A successful email campaign flows from a carefully constructed plan to find the right audience and engage them over time.
Here are 8 best practices for setting your email marketing strategy:
Only send mail to those who have expressed interest in receiving it. The best way to ensure that your recipients want to read their message is to use a double-opt-in strategy. This approach is called “double opt in” because recipients essentially gives permission twice: Once when they fill out a form or check a box consenting to receive your mail, and again when they click a confirming link in a message you send. Requiring your audience to click a confirmation link ensures that the recipients gave you their correct contact info.
Double-opt-in mails reduce the number of people on your mailing list, but they also reduce the number bounced messages and spam complaints while ensuring you have a receptive audience. For more information on bouncing and spam, see Ensure delivery.
2. Make it easy to opt out
Just as you should get permission before you send bulk email to a group of people, you should also make it easy for people to change their minds. Make sure your email includes a link that lets them remove themselves from your mailing address.
3. Let readers reconfirm
Just because someone gave you their business card a year ago doesn’t mean they want to start getting your newsletter now. Give them a chance to reaffirm their interest in your messages every six to nine months. This is especially important if they haven’t received any mail from you for a while.
4. Target your mails
Use Contact Manager’s list feature to create custom lists for specific purposes. The more focused your list, the more likely it is that your audience is interested in your message. And narrowing lists by interest, demographic, and other factors makes it easier for you to devise content suitable for each list.
5. Time it right
The timing of your mail can determine whether it gets read or not, For a business audience, mail sent on the weekend might get buried in a pile of messages the reader faces on a Monday morning. Send it too late in the week, and your audience might just skip out on reading it as they rush to get home on a Friday night.
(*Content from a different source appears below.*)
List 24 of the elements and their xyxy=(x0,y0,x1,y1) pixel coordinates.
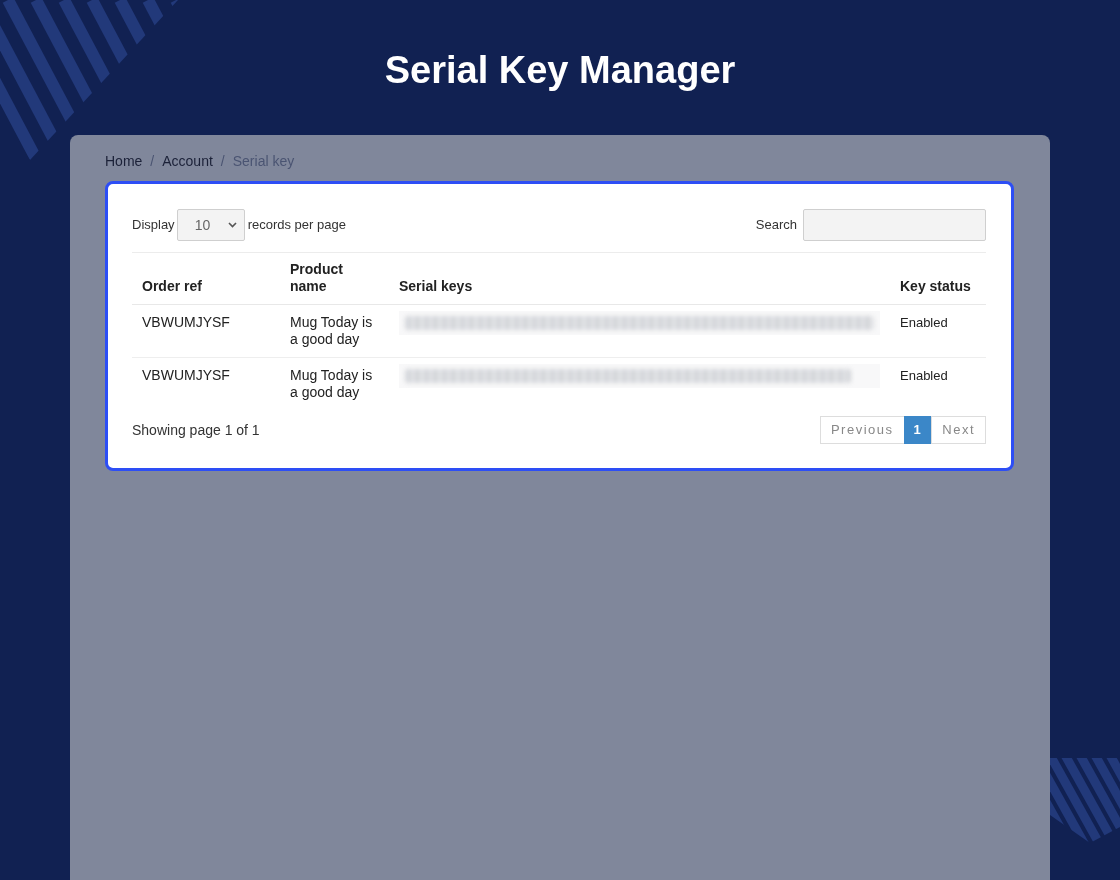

For mail sent to a business audience, Tuesday through Thursday are the ideal days, either just after the start of the day (around 9:30) or just after lunch (around 1:30). For a home audience, consider sending your message between 5:00 and 8:00 pm Tuesday through Thursday, or from Friday evening through Sunday afternoon.
Finally, remember to consider the impact of different time zones. If you are mailing a large number of contacts spread out over many time zones, you may want to make specialized mailing lists that are grouped geographically.
6. Set a sensible schedule
Just because someone signed up to get special offers from you, doesn’t mean they want to see those offers in their inbox every single day. Set a regular schedule that factors in the nature of your audience and your content. Then stick to it. Your readers will appreciate your respect for their time.
7. Test first, send later
Previewing your mail helps avoid many problems. But for a thorough sense of how your mail appears to all of your readers will require more testing. If you don’t have multiple computers, enlist some colleagues to put on a test list. See how your mail looks in several email apps and webmail services as well as multiple browsers, platforms (Mac and PC) and even mobile devices. Read Eli’s post to learn the five simple steps to test your email before sending it.
8. Measure and track results
Preparing and sending bulk mail is just the beginning. Once you’ve sent your message, you need to gather as much data as possible about its success or failure: How many people opened it? How many clicked its links? How many became customers? What did each of those groups have in common? Use this information to refine your mailing lists and tailor your message for future mailings.